Heat your oven to 350°.  Line a 13″ X 9″ pan with aluminum foil.  If you turn your pan upside down and drape and form your foil to the backside you can fit it neatly into the inside.  Grease the foil a bit however you prefer (spray, oil or butter).

  • 100 grams organic white whole wheat flour–about 1 cup minus 2 scant Tablespoons–(see “slow carrot cake”)
  • 203 grams organic all-purpose flour–about 1 2/3 cups–Unless a sale is going on, generally your bulk foods departments will be the best buy.
  • 2 teaspoons baking powder
  • 1 teaspoon baking soda
  • 1 1/2 teaspoons ground cinnamon
  • 1/2 teaspoon freshly ground nutmeg
  • 1/8 teaspoon ground cloves
  • 1/2 teaspoon salt
  • 2 large eggs (preferably local or from your own hens)
  • 1 4-ounce jar of carrot baby food–I use Earth’s Best–Whole Foods printed coupons in their Whole Planet Foundation calendars for $1 off 10 jars (any flavor).  This is the best deal right now.  The calendars are technically sold out but you may find a stray one, as I did, loitering on some shelf in the store.  Snatch it up quick cause for $2 you get more than $20 in coupons for all sorts of products at WF.
  • 210 grams dark brown sugar (1 packed cup)–I use Wholesome Sweeteners brand, available at WF.
  • 1/2 cup (108 grams, usually easier for me to measure by volume) organic coconut oil, preferably extra virgin (unrefined).  I use a lot of this and WF sells their own brand in a large container that is usually the best buy.
  • 360 grams finely shredded carrots and finely shredded well peeled broccoli (about 3 cups); use at least 3/4 # untrimmed topless carrots
  • 1/2 cup medium fine chopped toasted Texas pecans (optional)
  • a little orange oil or zest, lemon oil or zest, and vanilla rum or extract (optional refinements)–see “slow carrot cake”

Whisk together your dry ingredients, through the salt.  With an electric mixer, whisk or egg beater (yeah that old-fashioned thing.  I love mine for small amounts of whoopin’ up), thoroughly combine your wet ingredients through the sugar.  Thoroughly beat in the oil.  Mix in the carrots then pour on the dry ingredients and top with the pecans.  Stir it all together quickly and gently til well combined.

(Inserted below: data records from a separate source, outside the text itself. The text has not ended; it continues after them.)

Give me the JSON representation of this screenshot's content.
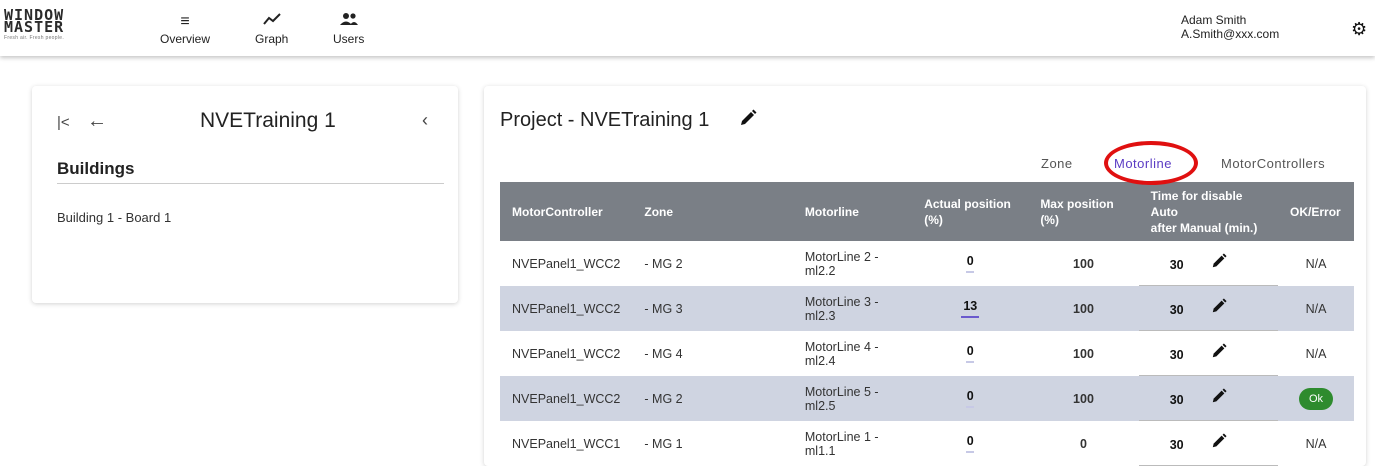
{
  "header": {
    "logo": {
      "line1": "WINDOW",
      "line2": "MASTER",
      "tagline": "Fresh air. Fresh people."
    },
    "nav": [
      {
        "label": "Overview",
        "icon": "menu-icon"
      },
      {
        "label": "Graph",
        "icon": "trending-icon"
      },
      {
        "label": "Users",
        "icon": "users-icon"
      }
    ],
    "user": {
      "name": "Adam Smith",
      "email": "A.Smith@xxx.com"
    }
  },
  "left_panel": {
    "title": "NVETraining 1",
    "section": "Buildings",
    "buildings": [
      "Building 1 - Board 1"
    ]
  },
  "project": {
    "title": "Project - NVETraining 1",
    "tabs": [
      {
        "label": "Zone",
        "active": false
      },
      {
        "label": "Motorline",
        "active": true
      },
      {
        "label": "MotorControllers",
        "active": false
      }
    ],
    "columns": {
      "motorcontroller": "MotorController",
      "zone": "Zone",
      "motorline": "Motorline",
      "actual_position": "Actual position (%)",
      "max_position": "Max position (%)",
      "time_line1": "Time for disable",
      "time_line2": "Auto",
      "time_line3": "after Manual (min.)",
      "ok_error": "OK/Error"
    },
    "rows": [
      {
        "controller": "NVEPanel1_WCC2",
        "zone": "- MG 2",
        "motorline": "MotorLine 2 - ml2.2",
        "actual": "0",
        "max": "100",
        "time": "30",
        "status": "N/A"
      },
      {
        "controller": "NVEPanel1_WCC2",
        "zone": "- MG 3",
        "motorline": "MotorLine 3 - ml2.3",
        "actual": "13",
        "max": "100",
        "time": "30",
        "status": "N/A"
      },
      {
        "controller": "NVEPanel1_WCC2",
        "zone": "- MG 4",
        "motorline": "MotorLine 4 - ml2.4",
        "actual": "0",
        "max": "100",
        "time": "30",
        "status": "N/A"
      },
      {
        "controller": "NVEPanel1_WCC2",
        "zone": "- MG 2",
        "motorline": "MotorLine 5 - ml2.5",
        "actual": "0",
        "max": "100",
        "time": "30",
        "status": "Ok"
      },
      {
        "controller": "NVEPanel1_WCC1",
        "zone": "- MG 1",
        "motorline": "MotorLine 1 - ml1.1",
        "actual": "0",
        "max": "0",
        "time": "30",
        "status": "N/A"
      }
    ]
  },
  "colors": {
    "accent": "#5b3cc4",
    "header_bg": "#7a7f86",
    "alt_row": "#cfd4e1",
    "ok": "#2e8b2e",
    "highlight": "#e01010"
  }
}
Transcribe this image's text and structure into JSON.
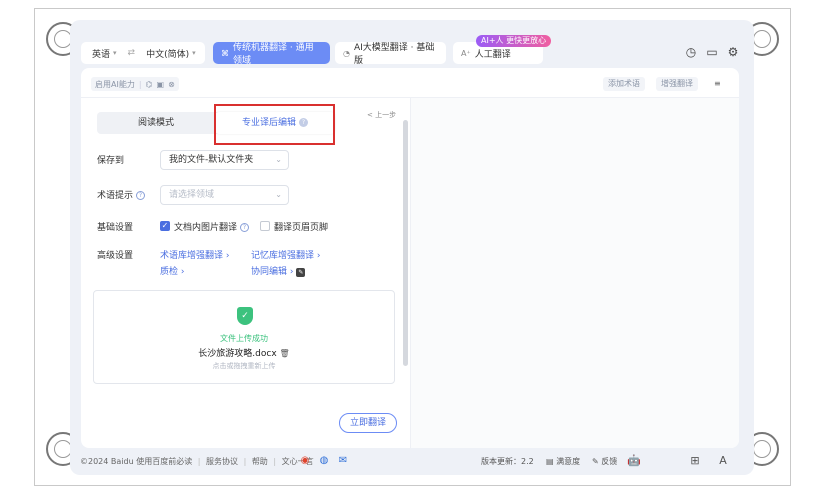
{
  "topbar": {
    "source_lang": "英语",
    "target_lang": "中文(简体)",
    "swap_glyph": "⇄",
    "tabs": [
      {
        "label": "传统机器翻译 · 通用领域",
        "icon": "machine-translate-icon"
      },
      {
        "label": "AI大模型翻译 · 基础版",
        "icon": "ai-model-icon"
      },
      {
        "label": "人工翻译",
        "icon": "human-translate-icon"
      }
    ],
    "human_badge": "AI+人 更快更放心"
  },
  "subbar": {
    "ai_toggle_label": "启用AI能力",
    "add_term": "添加术语",
    "enhance": "增强翻译"
  },
  "left": {
    "mode_read": "阅读模式",
    "mode_pro": "专业译后编辑",
    "prev_step": "< 上一步",
    "save_to_label": "保存到",
    "save_to_value": "我的文件-默认文件夹",
    "term_hint_label": "术语提示",
    "term_hint_placeholder": "请选择领域",
    "basic_label": "基础设置",
    "opt_image_translate": "文档内图片翻译",
    "opt_header_footer": "翻译页眉页脚",
    "advanced_label": "高级设置",
    "link_term_enhance": "术语库增强翻译",
    "link_memory_enhance": "记忆库增强翻译",
    "link_qa": "质检",
    "link_collab": "协同编辑",
    "upload_status": "文件上传成功",
    "upload_filename": "长沙旅游攻略.docx",
    "upload_hint": "点击或拖拽重新上传",
    "translate_button": "立即翻译"
  },
  "footer": {
    "copyright": "©2024 Baidu",
    "links": [
      "使用百度前必读",
      "服务协议",
      "帮助",
      "文心一言"
    ],
    "version_label": "版本更新：2.2",
    "satisfaction": "满意度",
    "feedback": "反馈"
  },
  "colors": {
    "accent": "#6c8cf5",
    "link": "#4a6ee0",
    "success": "#3cc27e",
    "highlight_box": "#d9302f"
  }
}
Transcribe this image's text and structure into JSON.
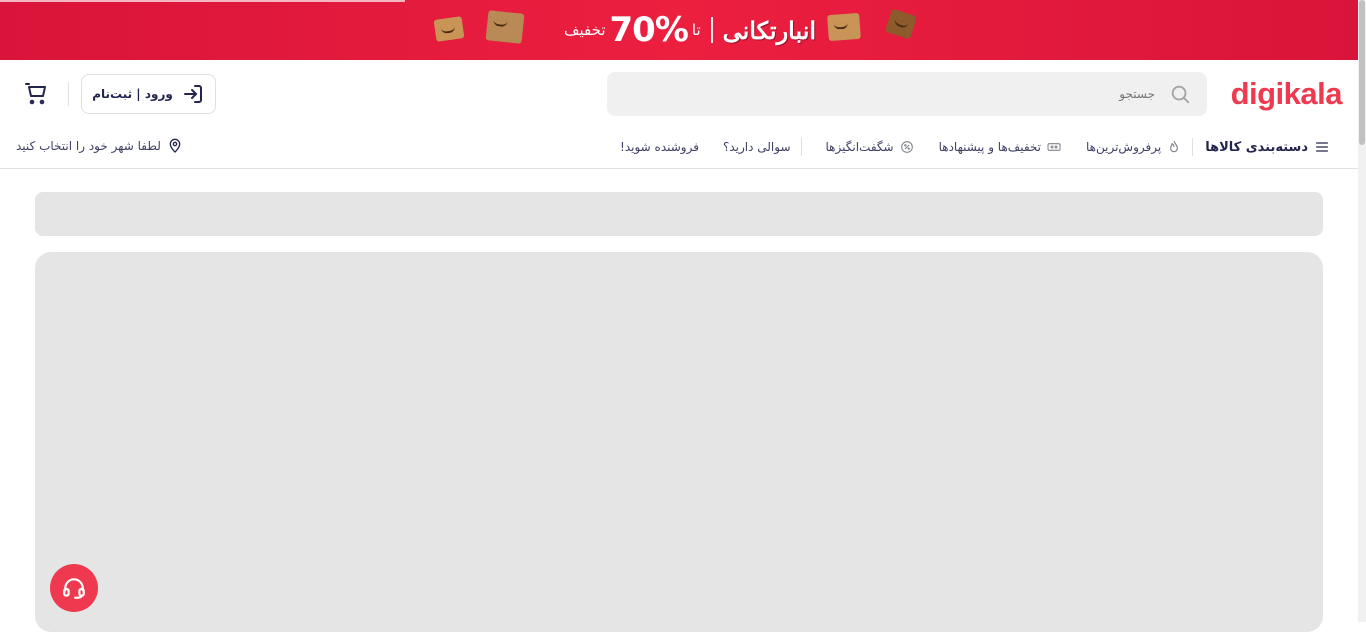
{
  "banner": {
    "discount_label": "تخفیف",
    "percent": "70%",
    "upto": "تا",
    "campaign_name": "انبارتکانی"
  },
  "header": {
    "logo": "digikala",
    "search_placeholder": "جستجو",
    "login_label": "ورود | ثبت‌نام"
  },
  "nav": {
    "categories": "دسته‌بندی کالاها",
    "items": [
      "پرفروش‌ترین‌ها",
      "تخفیف‌ها و پیشنهادها",
      "شگفت‌انگیزها",
      "سوالی دارید؟",
      "فروشنده شوید!"
    ],
    "city_prompt": "لطفا شهر خود را انتخاب کنید"
  },
  "colors": {
    "brand": "#ef394e",
    "skeleton": "#e5e5e5"
  }
}
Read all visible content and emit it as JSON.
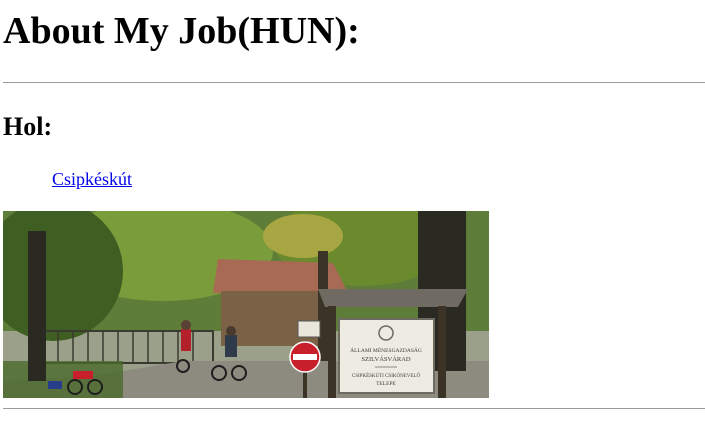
{
  "page": {
    "title": "About My Job(HUN):",
    "section_heading": "Hol:",
    "location_link": "Csipkéskút"
  },
  "photo": {
    "sign_lines": [
      "ÁLLAMI MÉNESGAZDASÁG",
      "SZILVÁSVÁRAD",
      "CSIPKÉSKÚTI CSIKÓNEVELŐ",
      "TELEPE"
    ],
    "colors": {
      "foliage": "#4f7a2a",
      "bark": "#2b2a22",
      "road": "#8d8a80",
      "roof": "#a86a55",
      "sign_board": "#eeece2",
      "stop_sign": "#c7202a"
    }
  }
}
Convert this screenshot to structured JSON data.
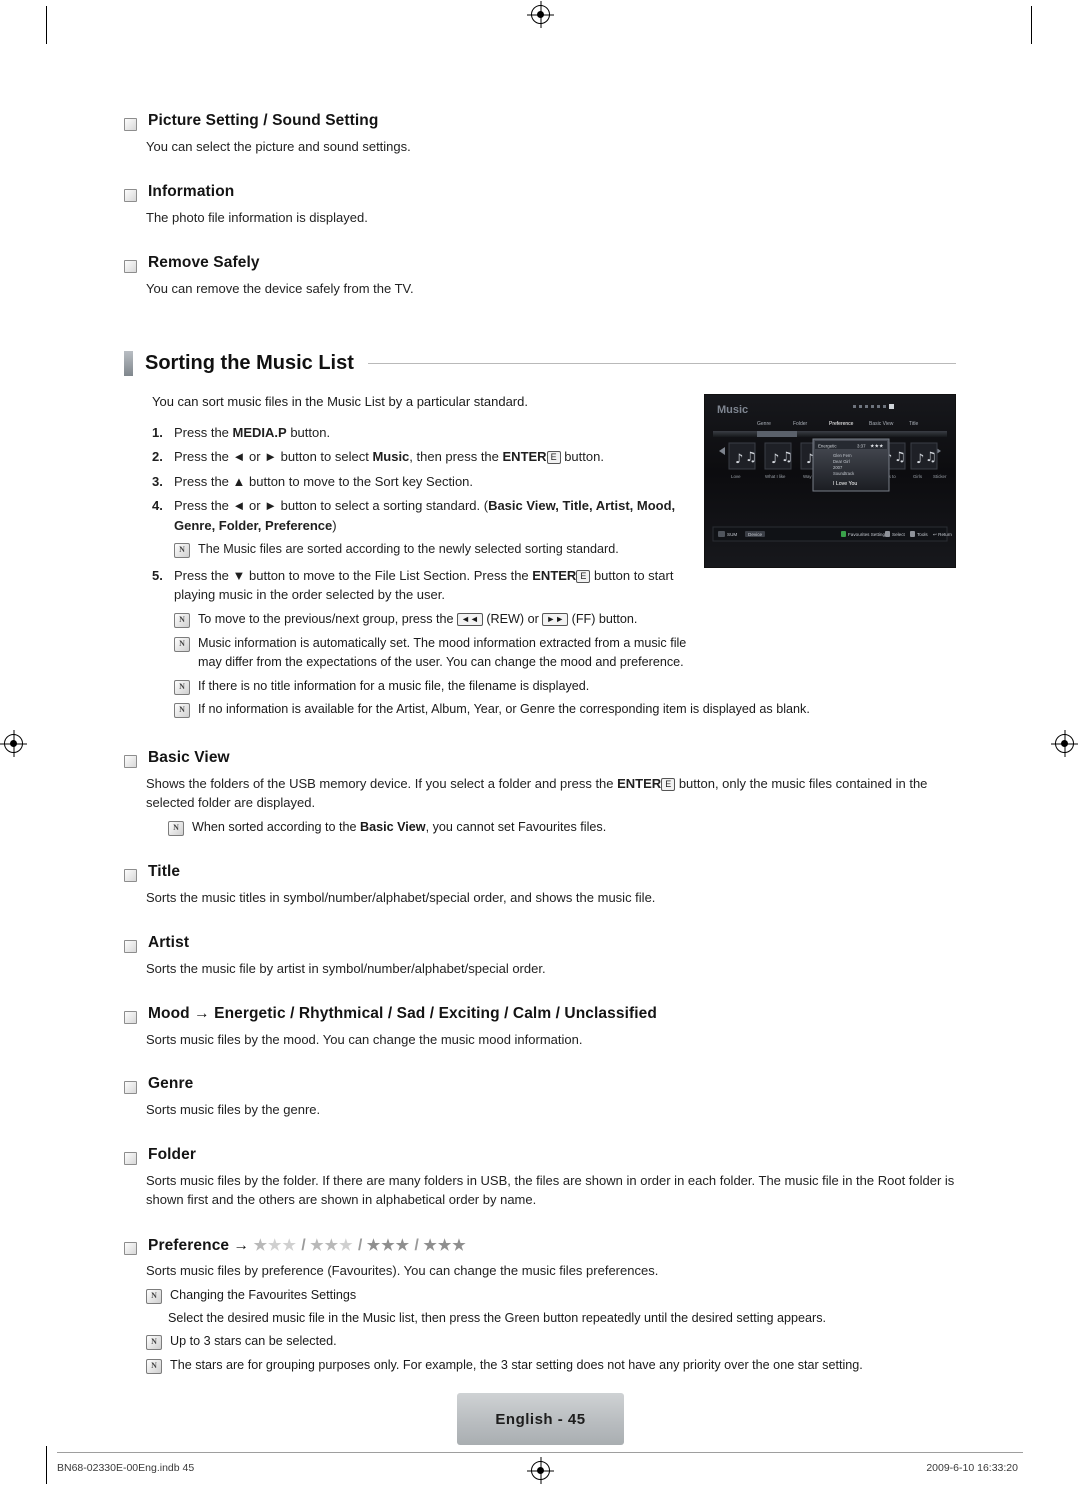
{
  "document": {
    "page_label": "English - 45",
    "footer_left": "BN68-02330E-00Eng.indb   45",
    "footer_right": "2009-6-10   16:33:20"
  },
  "top_sections": [
    {
      "title": "Picture Setting / Sound Setting",
      "body": "You can select the picture and sound settings."
    },
    {
      "title": "Information",
      "body": "The photo file information is displayed."
    },
    {
      "title": "Remove Safely",
      "body": "You can remove the device safely from the TV."
    }
  ],
  "section": {
    "heading": "Sorting the Music List",
    "intro": "You can sort music files in the Music List by a particular standard.",
    "steps": [
      {
        "num": "1.",
        "parts": [
          {
            "t": "Press the ",
            "b": false
          },
          {
            "t": "MEDIA.P",
            "b": true
          },
          {
            "t": " button.",
            "b": false
          }
        ]
      },
      {
        "num": "2.",
        "parts": [
          {
            "t": "Press the ◄ or ► button to select ",
            "b": false
          },
          {
            "t": "Music",
            "b": true
          },
          {
            "t": ", then press the ",
            "b": false
          },
          {
            "t": "ENTER",
            "b": true
          },
          {
            "t": "E",
            "b": false,
            "key": true
          },
          {
            "t": " button.",
            "b": false
          }
        ]
      },
      {
        "num": "3.",
        "parts": [
          {
            "t": "Press the ▲ button to move to the Sort key Section.",
            "b": false
          }
        ]
      },
      {
        "num": "4.",
        "parts": [
          {
            "t": "Press the ◄ or ► button to select a sorting standard. (",
            "b": false
          },
          {
            "t": "Basic View, Title, Artist, Mood, Genre, Folder, Preference",
            "b": true
          },
          {
            "t": ")",
            "b": false
          }
        ]
      },
      {
        "num": "5.",
        "parts": [
          {
            "t": "Press the ▼ button to move to the File List Section. Press the ",
            "b": false
          },
          {
            "t": "ENTER",
            "b": true
          },
          {
            "t": "E",
            "b": false,
            "key": true
          },
          {
            "t": " button to start playing music in the order selected by the user.",
            "b": false
          }
        ]
      }
    ],
    "note_after_step4": "The Music files are sorted according to the newly selected sorting standard.",
    "notes_after_step5": [
      "To move to the previous/next group, press the ◄◄ (REW) or ►► (FF) button.",
      "Music information is automatically set. The mood information extracted from a music file may differ from the expectations of the user. You can change the mood and preference.",
      "If there is no title information for a music file, the filename is displayed.",
      "If no information is available for the Artist, Album, Year, or Genre the corresponding item is displayed as blank."
    ]
  },
  "sort_options": [
    {
      "title": "Basic View",
      "body_parts": [
        {
          "t": "Shows the folders of the USB memory device. If you select a folder and press the ",
          "b": false
        },
        {
          "t": "ENTER",
          "b": true
        },
        {
          "t": "E",
          "b": false,
          "key": true
        },
        {
          "t": " button, only the music files contained in the selected folder are displayed.",
          "b": false
        }
      ],
      "note_parts": [
        {
          "t": "When sorted according to the ",
          "b": false
        },
        {
          "t": "Basic View",
          "b": true
        },
        {
          "t": ", you cannot set Favourites files.",
          "b": false
        }
      ]
    },
    {
      "title": "Title",
      "body": "Sorts the music titles in symbol/number/alphabet/special order, and shows the music file."
    },
    {
      "title": "Artist",
      "body": "Sorts the music file by artist in symbol/number/alphabet/special order."
    },
    {
      "title": "Mood → Energetic / Rhythmical / Sad / Exciting / Calm / Unclassified",
      "body": "Sorts music files by the mood. You can change the music mood information."
    },
    {
      "title": "Genre",
      "body": "Sorts music files by the genre."
    },
    {
      "title": "Folder",
      "body": "Sorts music files by the folder. If there are many folders in USB, the files are shown in order in each folder. The music file in the Root folder is shown first and the others are shown in alphabetical order by name."
    }
  ],
  "preference": {
    "title_prefix": "Preference →",
    "star_groups": [
      1,
      2,
      3,
      3
    ],
    "body": "Sorts music files by preference (Favourites). You can change the music files preferences.",
    "notes": [
      "Changing the Favourites Settings",
      "Up to 3 stars can be selected.",
      "The stars are for grouping purposes only. For example, the 3 star setting does not have any priority over the one star setting."
    ],
    "sub_note": "Select the desired music file in the Music list, then press the Green button repeatedly until the desired setting appears."
  },
  "tv_screenshot": {
    "app_title": "Music",
    "tabs": [
      "Genre",
      "Folder",
      "Preference",
      "Basic View",
      "Title"
    ],
    "now_playing": {
      "label": "Energetic",
      "time": "3:37",
      "title": "I Love You",
      "lines": [
        "Glen Fern",
        "Dear Girl",
        "2007",
        "Soundtrack"
      ]
    },
    "thumb_labels": [
      "Love",
      "What I like",
      "Way",
      "hurts to",
      "Girls",
      "Sticker"
    ],
    "footer_left": [
      "SUM",
      "Device"
    ],
    "footer_right": [
      "Favourites Setting",
      "Select",
      "Tools",
      "Return"
    ]
  }
}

Pour the batter into your prepared pan and bake about 22-25 minutes until the center tests done with a wooden skewer.  Don’t overbake.  We don’t fuss with frosting unless we’re having an occasion.  No one will suspect the broccoli.  If your veggie haters are aware, they’ll put their scowl on as they wolf down piece after piece.  Not the same reaction I got with the jello shots, but I appreciate it just the same.